| Summary: | 博士 === 國立中央大學 === 地球物理研究所 === 97 === In this study, we attempt to understand the seismic anisotropy beneath the orogeny from the observations of fundamental surface waves. The array analyses were adopted for average phase velocities of Rayleigh and Love waves, respectively. For the observations in the Tibet plateau, the inverted shear-wave structures show the noticeable contrasts between the Lhasa and Qiangtang terranes. The crustal-velocity decreases about 0.3 km/s from south to north with a significant change of Poisson’s ratio from normal value in the south to relative high value in the north. Besides, the mantle is cold and high-velocity of Lhasa but is hot with unusual low velocity of Qiangtang. In north Tibet, the model also shows no obvious lid which indicates the thinning or melting lithospheric mantle. On the whole, the opposite geophysical properties indicate the mantle lithosphere is not identical from south to north of the Tibet plateau. The Love-Rayleigh discrepancies reveal the radial anisotropies varying with depth to infer the feasible origin of anisotropy. The radial anisotropy is derived within the mid-to-lower crust beneath southern Tibet and is related the fluid-filled cracks or the horizontal partial-melting layer. The anisotropy is inferred within the upper mantle beneath northern Tibet and is coincident with the shear-wave splitting, which is considered as the results of alignments of olivine.
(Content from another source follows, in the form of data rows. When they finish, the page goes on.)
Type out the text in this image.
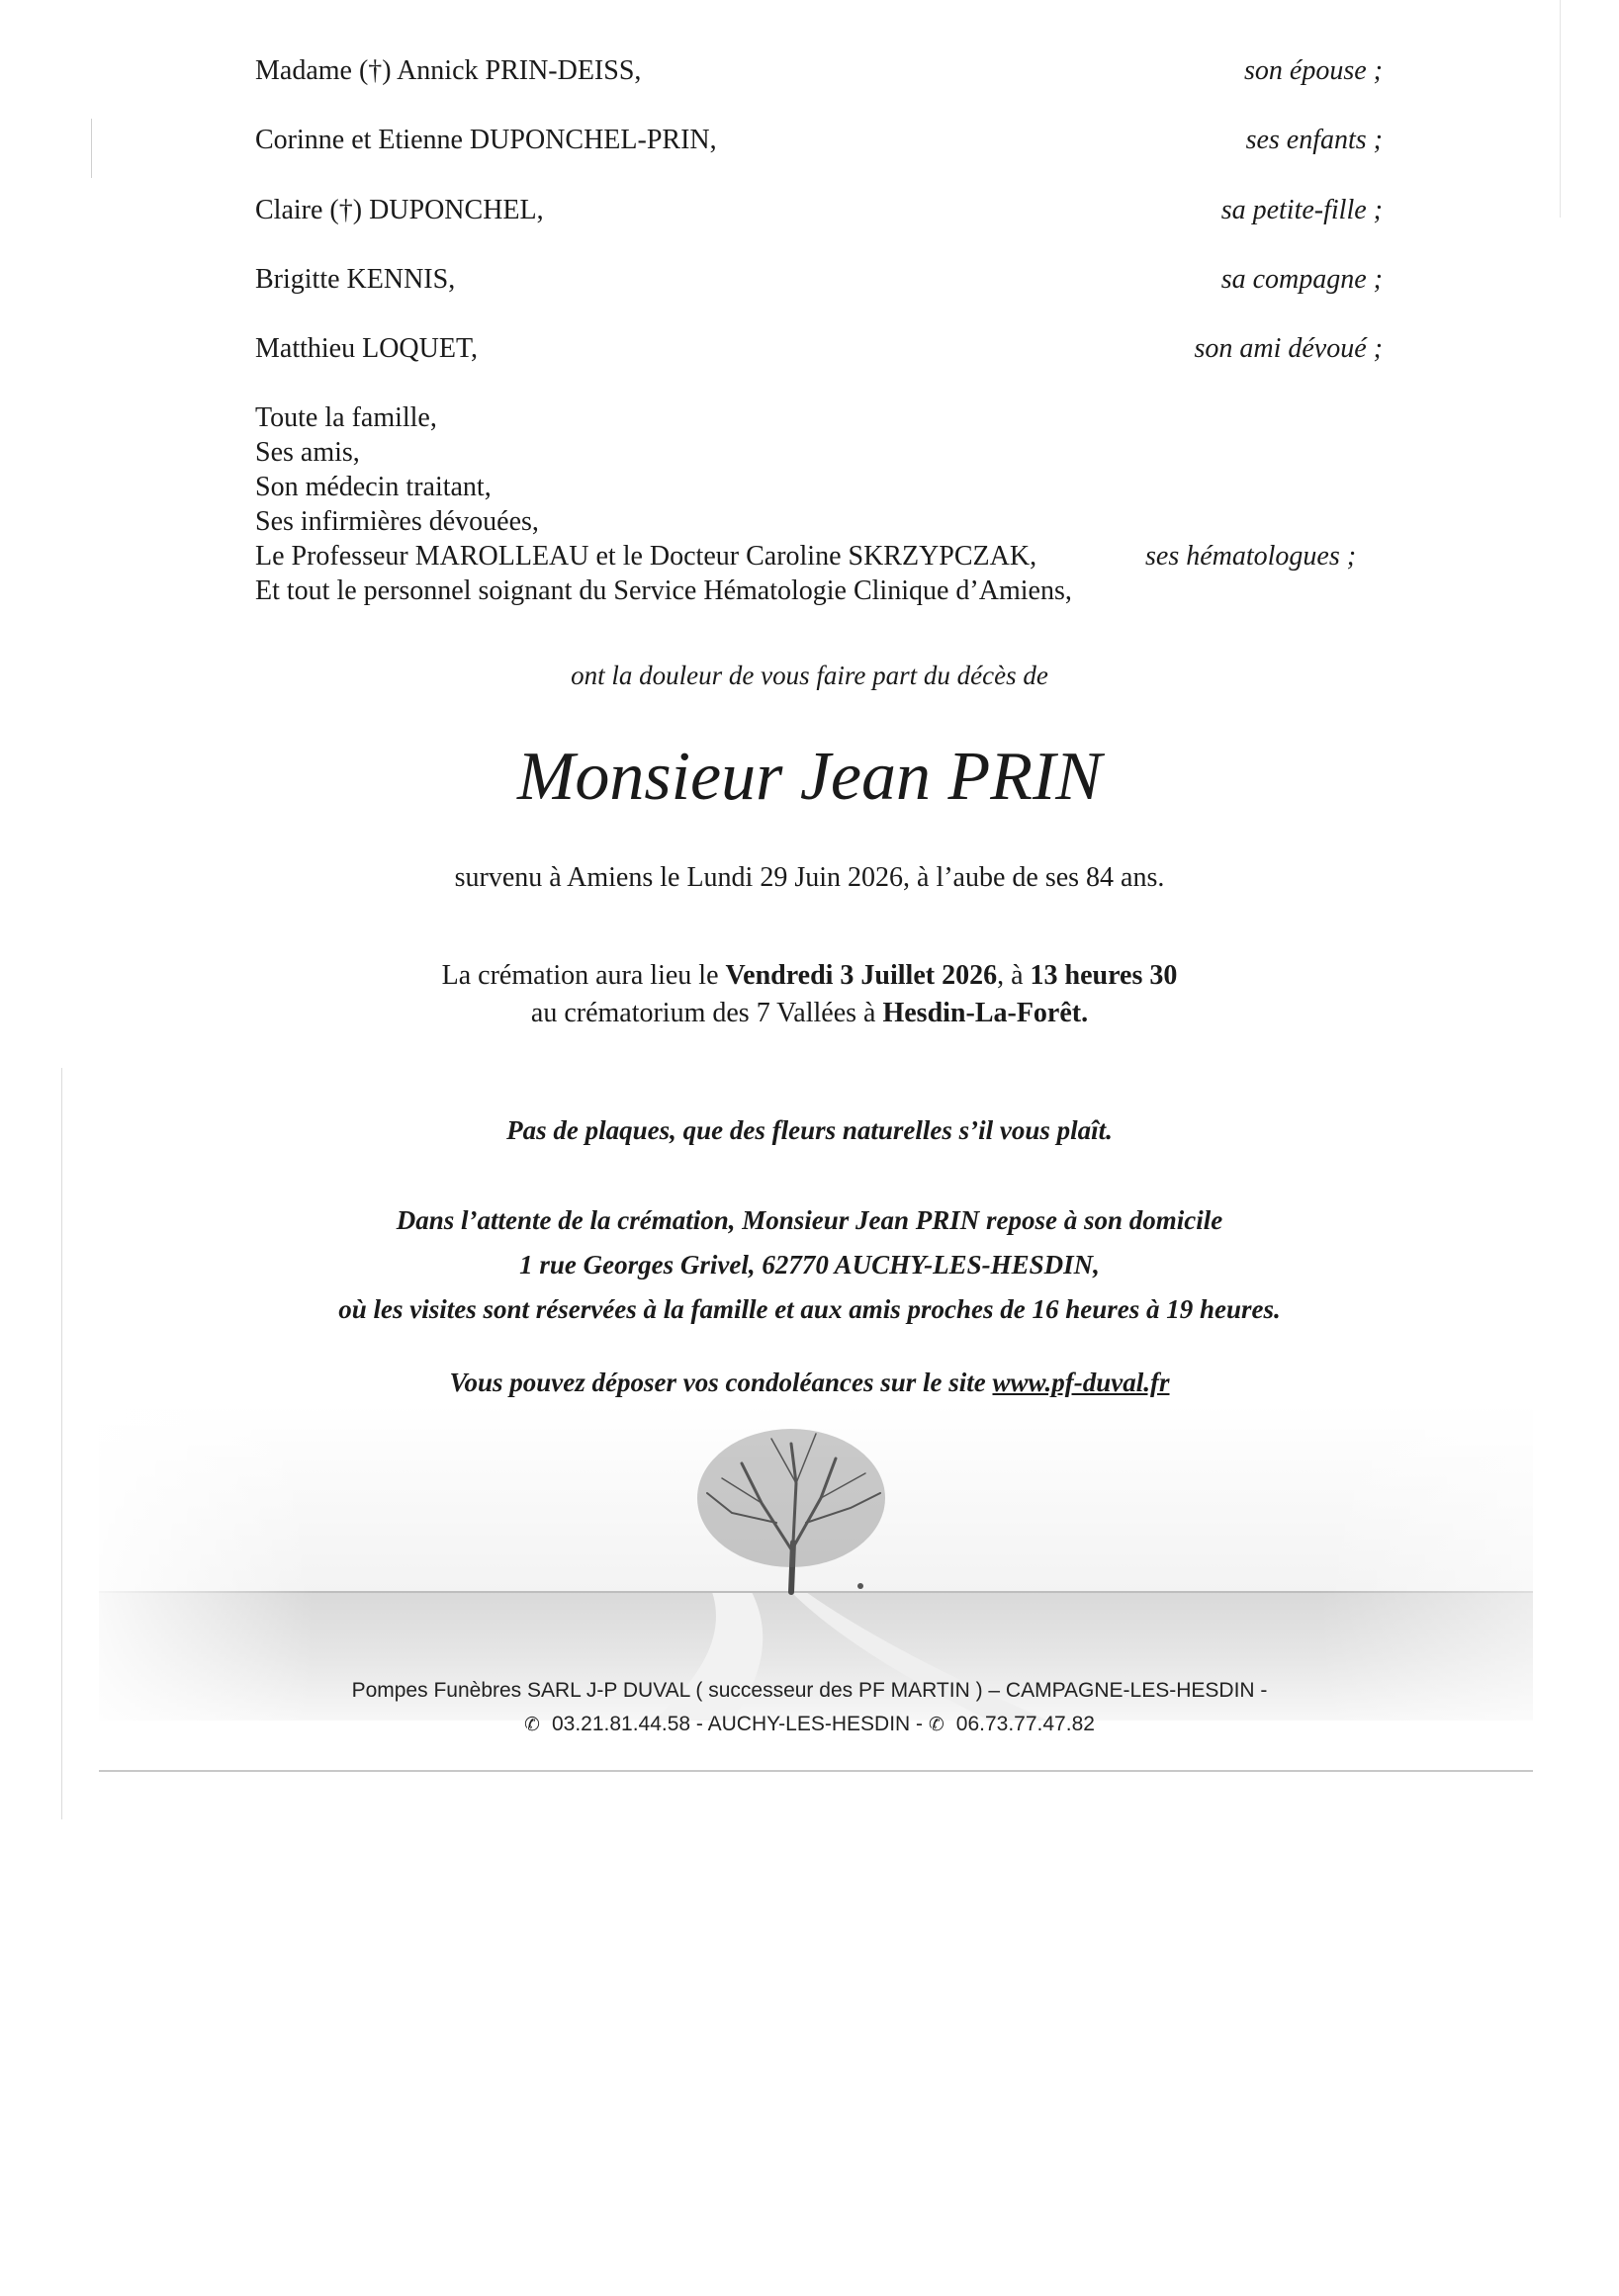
Madame (†) Annick PRIN-DEISS,	son épouse ;
Corinne et Etienne DUPONCHEL-PRIN,	ses enfants ;
Claire (†) DUPONCHEL,	sa petite-fille ;
Brigitte KENNIS,	sa compagne ;
Matthieu LOQUET,	son ami dévoué ;
Toute la famille,
Ses amis,
Son médecin traitant,
Ses infirmières dévouées,
Le Professeur MAROLLEAU et le Docteur Caroline SKRZYPCZAK,	ses hématologues ;
Et tout le personnel soignant du Service Hématologie Clinique d’Amiens,
ont la douleur de vous faire part du décès de
Monsieur Jean PRIN
survenu à Amiens le Lundi 29 Juin 2026, à l’aube de ses 84 ans.
La crémation aura lieu le Vendredi 3 Juillet 2026, à 13 heures 30
au crématorium des 7 Vallées à Hesdin-La-Forêt.
Pas de plaques, que des fleurs naturelles s’il vous plaît.
Dans l’attente de la crémation, Monsieur Jean PRIN repose à son domicile
1 rue Georges Grivel, 62770 AUCHY-LES-HESDIN,
où les visites sont réservées à la famille et aux amis proches de 16 heures à 19 heures.
Vous pouvez déposer vos condoléances sur le site www.pf-duval.fr
Pompes Funèbres SARL J-P DUVAL ( successeur des PF MARTIN ) – CAMPAGNE-LES-HESDIN -
✆ 03.21.81.44.58 - AUCHY-LES-HESDIN - ✆ 06.73.77.47.82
For the phase velocities revealed by the modified two-station method, the azimuthal anisotropy parameters of the Central Range show significant variations with period. The upper layer is displayed by the anisotropic terms of short -period signals, characterized with fast polarization in east-west direction, and is related to the crustal cracks. In contrast, the lower layer is retrieved by the extensive long-period signals and is characterized with fast polarization in approximately northeast direction. The mantle anisotropy is commonly regarded as the olivine alignments accommodated to the compression or transcurrent motion during plate collision. The mantle anisotropy extending to 150 km deep demonstrates the anisotropic properties beneath the Central Range and corresponds with the fast direction and large time-delay revealed from the shear-wave splitting.
|
|---|